Sri Lanka tightens trade rules to boost currency reserves
COLOMBO: Sri Lanka's Central Bank tightened trade restrictions on Saturday, ordering exporters to repatriate foreign exchange earnings within 180 days of transactions in a bid to improve country's depleting foreign exchange reserves.
Sri Lanka is tackling its worst financial crisis in over a decade, struggling to pay for critical imports including fuel, food and medicines and with just $2.31 billion of reserves.

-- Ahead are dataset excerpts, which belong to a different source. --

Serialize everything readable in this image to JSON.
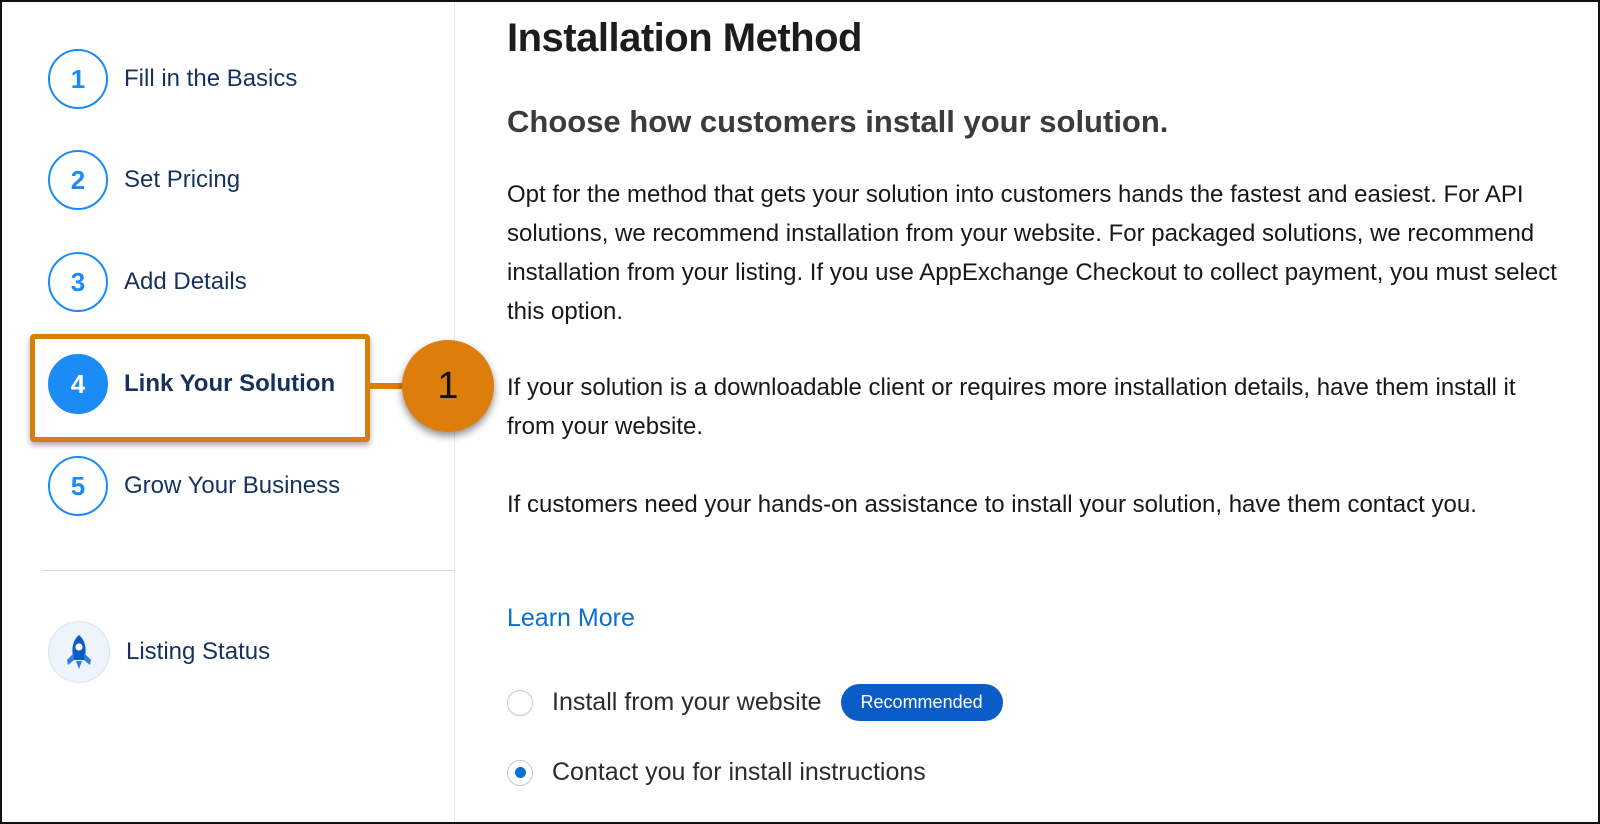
{
  "sidebar": {
    "steps": [
      {
        "number": "1",
        "label": "Fill in the Basics"
      },
      {
        "number": "2",
        "label": "Set Pricing"
      },
      {
        "number": "3",
        "label": "Add Details"
      },
      {
        "number": "4",
        "label": "Link Your Solution",
        "active": true
      },
      {
        "number": "5",
        "label": "Grow Your Business"
      }
    ],
    "listing_status": {
      "label": "Listing Status",
      "icon": "rocket-icon"
    }
  },
  "callout": {
    "number": "1",
    "color": "#dd7d0b"
  },
  "main": {
    "title": "Installation Method",
    "subtitle": "Choose how customers install your solution.",
    "paragraphs": [
      "Opt for the method that gets your solution into customers hands the fastest and easiest. For API solutions, we recommend installation from your website. For packaged solutions, we recommend installation from your listing. If you use AppExchange Checkout to collect payment, you must select this option.",
      "If your solution is a downloadable client or requires more installation details, have them install it from your website.",
      "If customers need your hands-on assistance to install your solution, have them contact you."
    ],
    "learn_more": "Learn More",
    "options": [
      {
        "label": "Install from your website",
        "badge": "Recommended",
        "selected": false
      },
      {
        "label": "Contact you for install instructions",
        "selected": true
      }
    ]
  },
  "colors": {
    "accent": "#1b8bf5",
    "link": "#0b6fcf",
    "highlight": "#d97d0b"
  }
}
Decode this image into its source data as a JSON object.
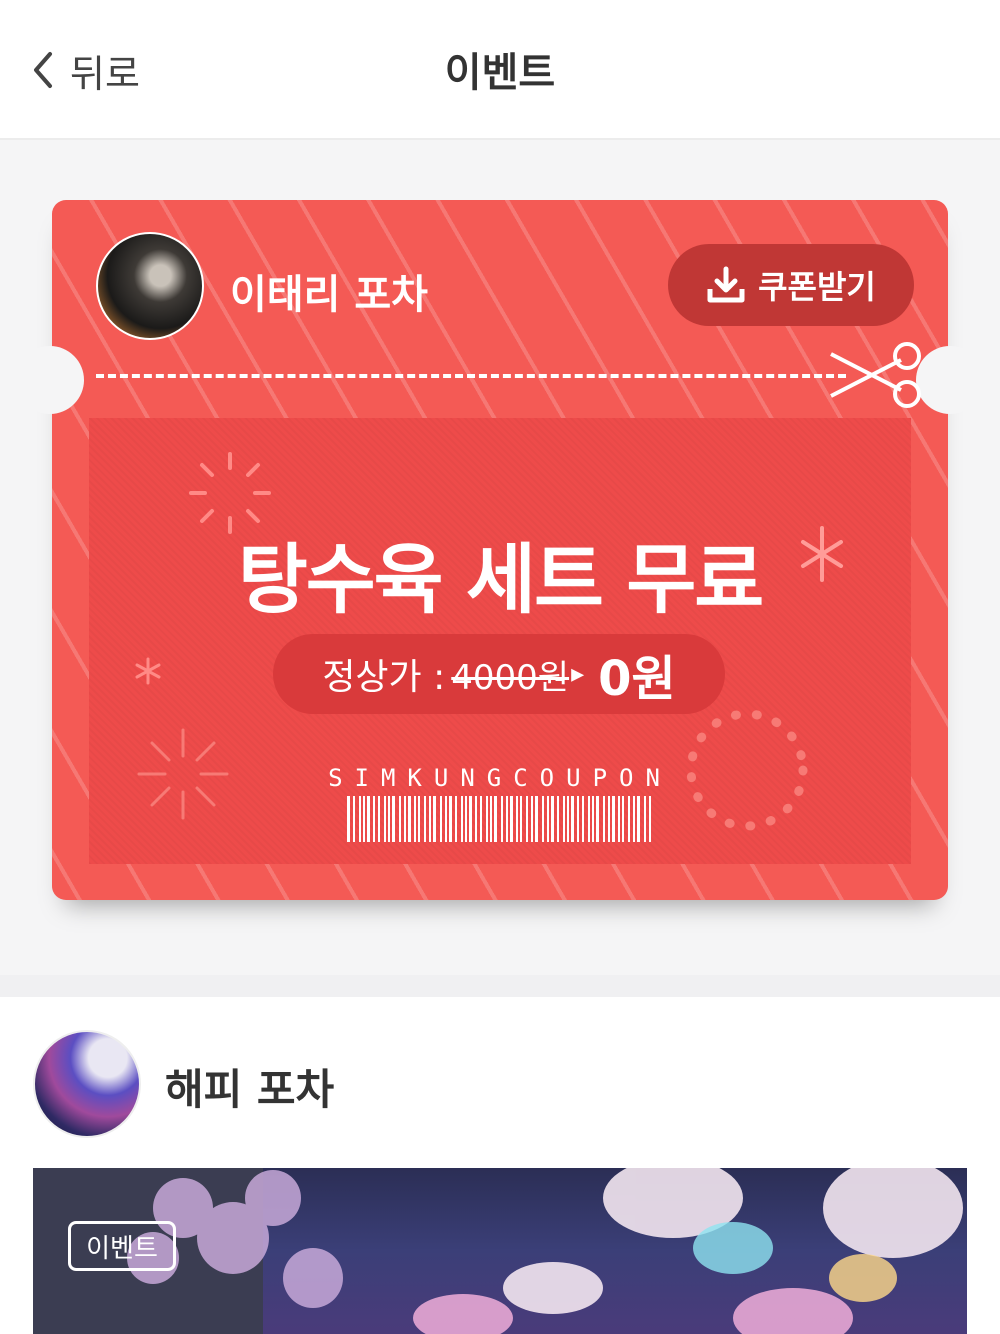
{
  "header": {
    "back_label": "뒤로",
    "title": "이벤트"
  },
  "coupon": {
    "shop_name": "이태리 포차",
    "download_button_label": "쿠폰받기",
    "headline": "탕수육 세트 무료",
    "price_label": "정상가 :",
    "original_price": "4000원",
    "sale_price": "0원",
    "barcode_text": "SIMKUNGCOUPON",
    "colors": {
      "coupon_bg": "#f45a55",
      "panel_bg": "#ee4b4a",
      "button_bg": "#c03735",
      "pill_bg": "#d93a3b"
    }
  },
  "event_post": {
    "shop_name": "해피 포차",
    "badge_label": "이벤트"
  },
  "icons": {
    "back": "chevron-left-icon",
    "download": "download-icon",
    "scissors": "scissors-icon"
  }
}
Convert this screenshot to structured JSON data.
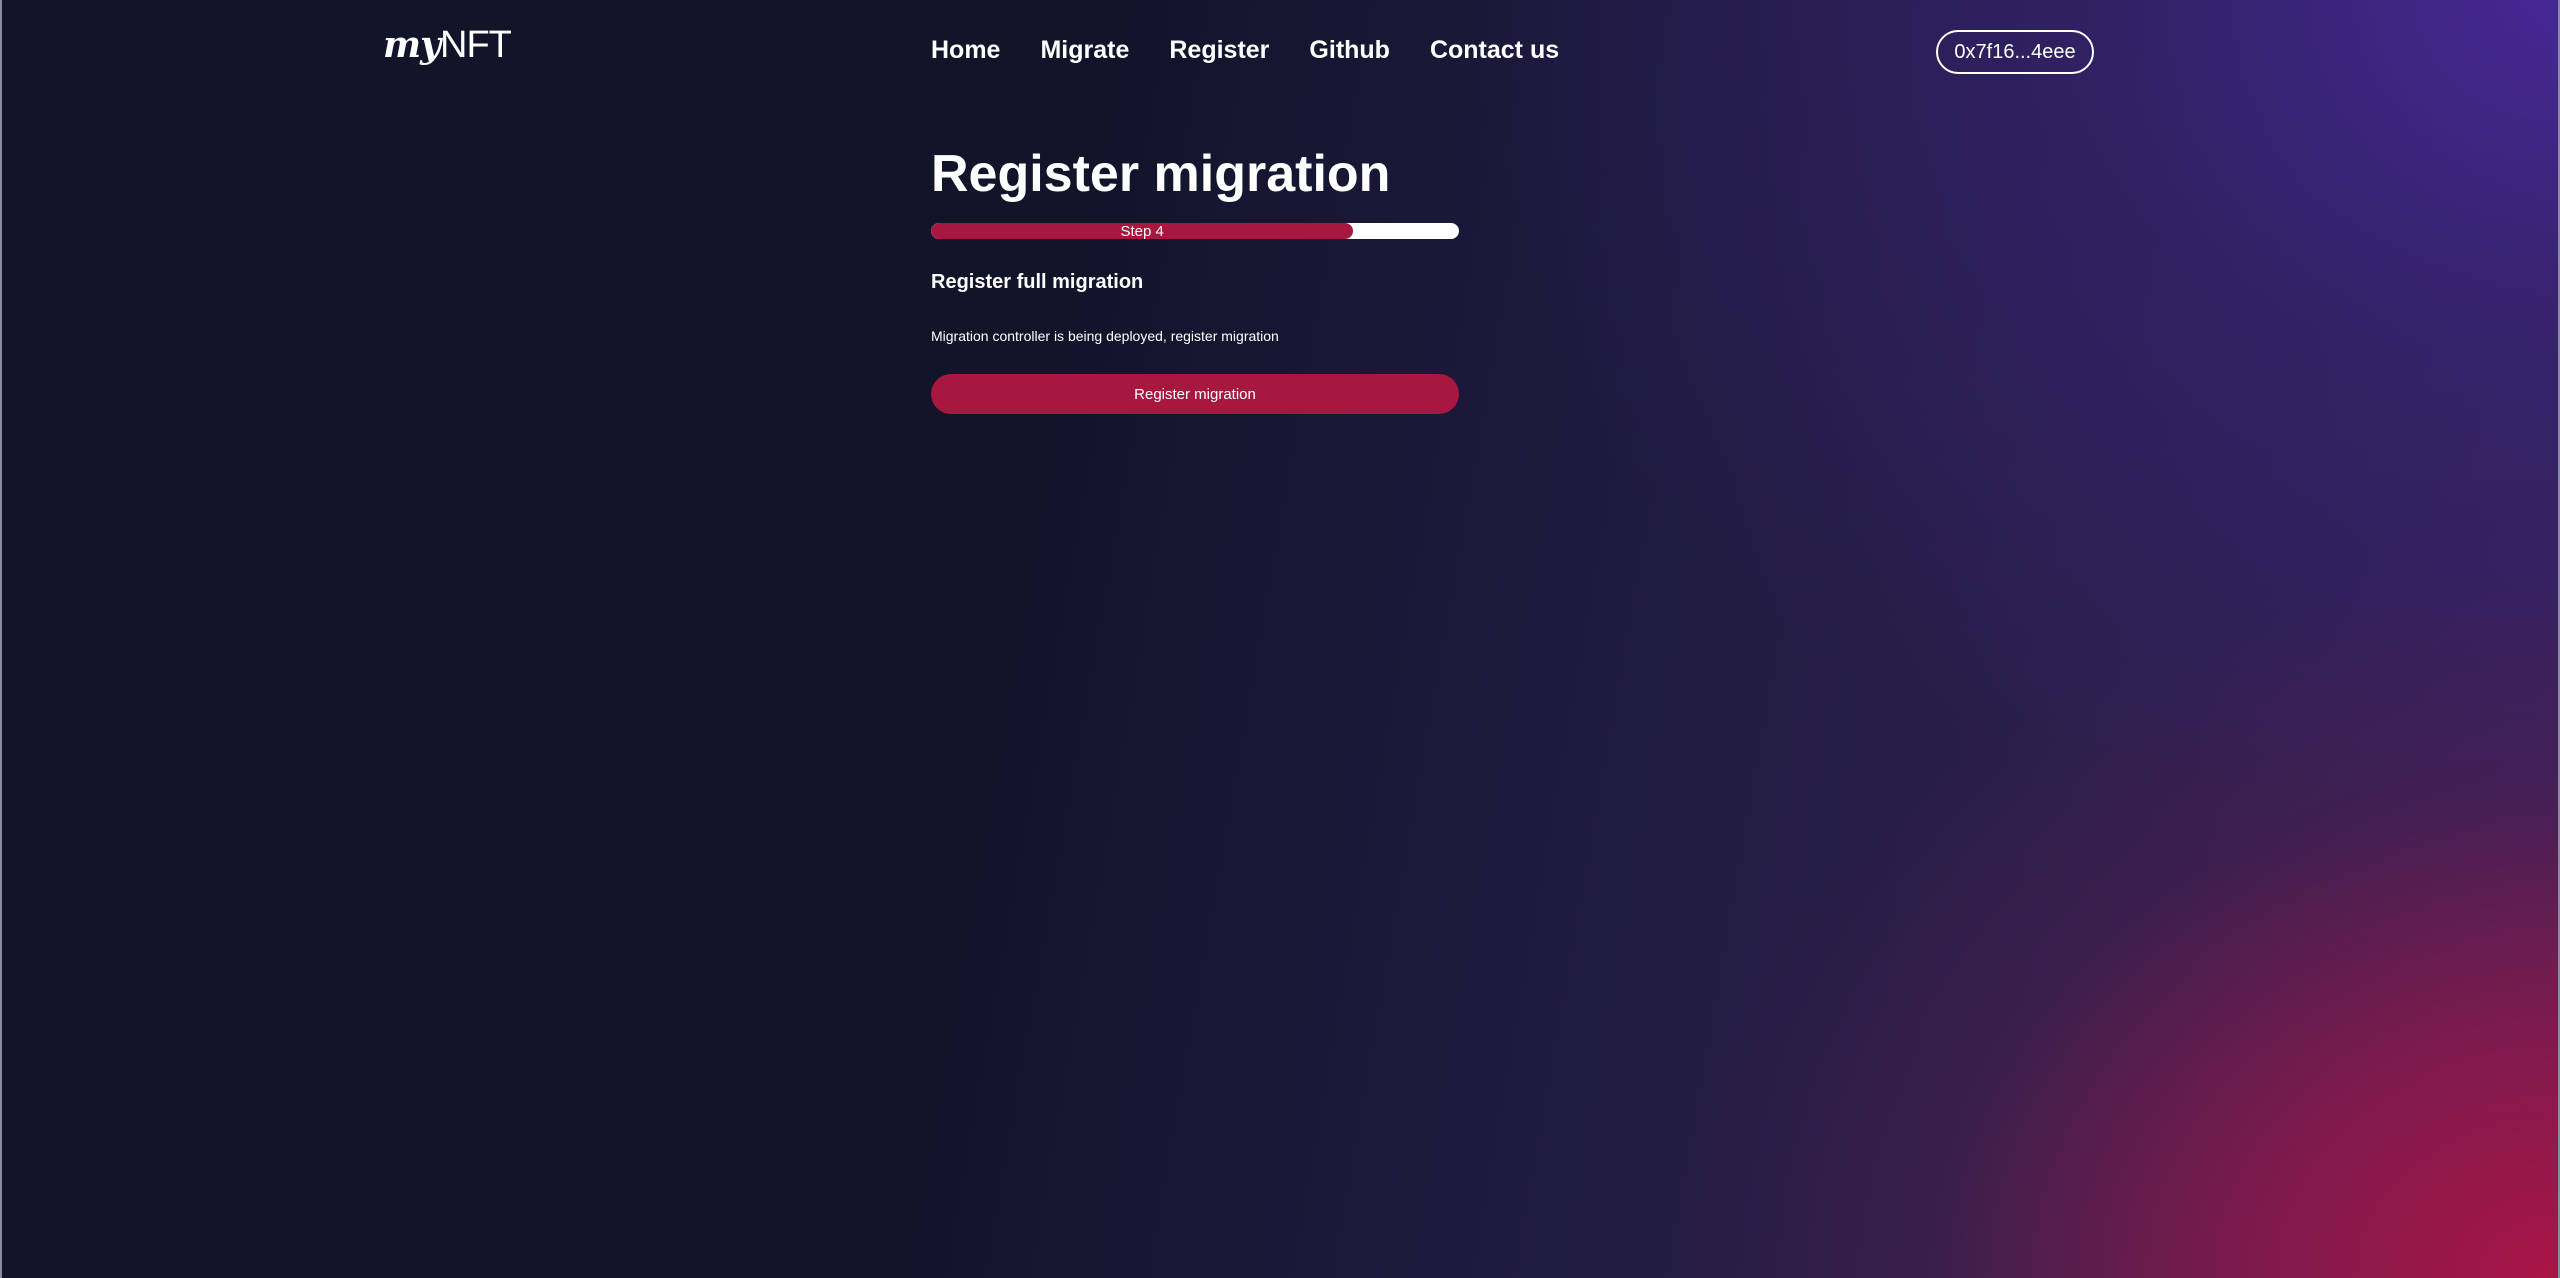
{
  "brand": {
    "logo_my": "my",
    "logo_nft": "NFT"
  },
  "nav": {
    "items": [
      {
        "label": "Home"
      },
      {
        "label": "Migrate"
      },
      {
        "label": "Register"
      },
      {
        "label": "Github"
      },
      {
        "label": "Contact us"
      }
    ]
  },
  "wallet": {
    "address": "0x7f16...4eee"
  },
  "main": {
    "title": "Register migration",
    "progress": {
      "label": "Step 4",
      "fraction": 0.8
    },
    "subtitle": "Register full migration",
    "description": "Migration controller is being deployed, register migration",
    "button_label": "Register migration"
  },
  "colors": {
    "accent": "#a8173f",
    "background": "#12142a",
    "text": "#ffffff"
  }
}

The bank's moves include mandatory currency conversion for exporters of goods and services to change their foreign exchange earnings into Sri Lankan rupees.
"All licensed banks are required to strictly monitor receipts of goods to Sri Lanka," the central bank stated in a notification, adding that it "has the right to initiate action against non-compliance by any exporter or licensed banks".
The state-run oil company on Friday increased prices by 55 to 95 rupees (22-24 cents) per litre for most fuels to offset losses after Sri Lanka introduced a flexible exchange rate that saw the rupee plunge 30 percent to 260 rupees to the dollar.
Sri Lanka will begin talks with the International Monetary Fund (IMF) next month on a plan to help the crisis-hit country, where a foreign exchange shortage has squeezed essential imports amid looming debt payment.
Sri Lanka is facing its worst financial crisis in years. With foreign exchange reserves standing at a paltry $2.31 billion, the country is struggling to pay for critical imports including fuel, food and medicines.
The move to approach the IMF for help comes after months of resistance from Sri Lanka's government and central bank, despite calls from opposition leaders and experts to seek a bailout package.
Finance Minister Basil Rajapaksa will travel to Washington in mid-April to present Sri Lanka's proposal to senior IMF officials, two sources with knowledge of the ongoing discussions told Reuters.
"We are taking our proposal and a plan," one of the sources said, declining to be named since the discussions are confidential. "The government is serious about fixing things."
In a tweet late on Friday, Central Bank Governor Ajith Nivard Cabraal said the aim of the upcoming talks with the IMF was not restructuring Sri Lanka's debt.
"Meetings of Sri Lankan authorities with @IMFNews officials over the next few weeks are NOT for the purpose of #debt restructuring," he said.
Through repeated cycles of borrowing since 2007, Sri Lanka had piled up $12.55 billion worth of debt through international sovereign bonds (ISB), which make up the largest part of its external debt.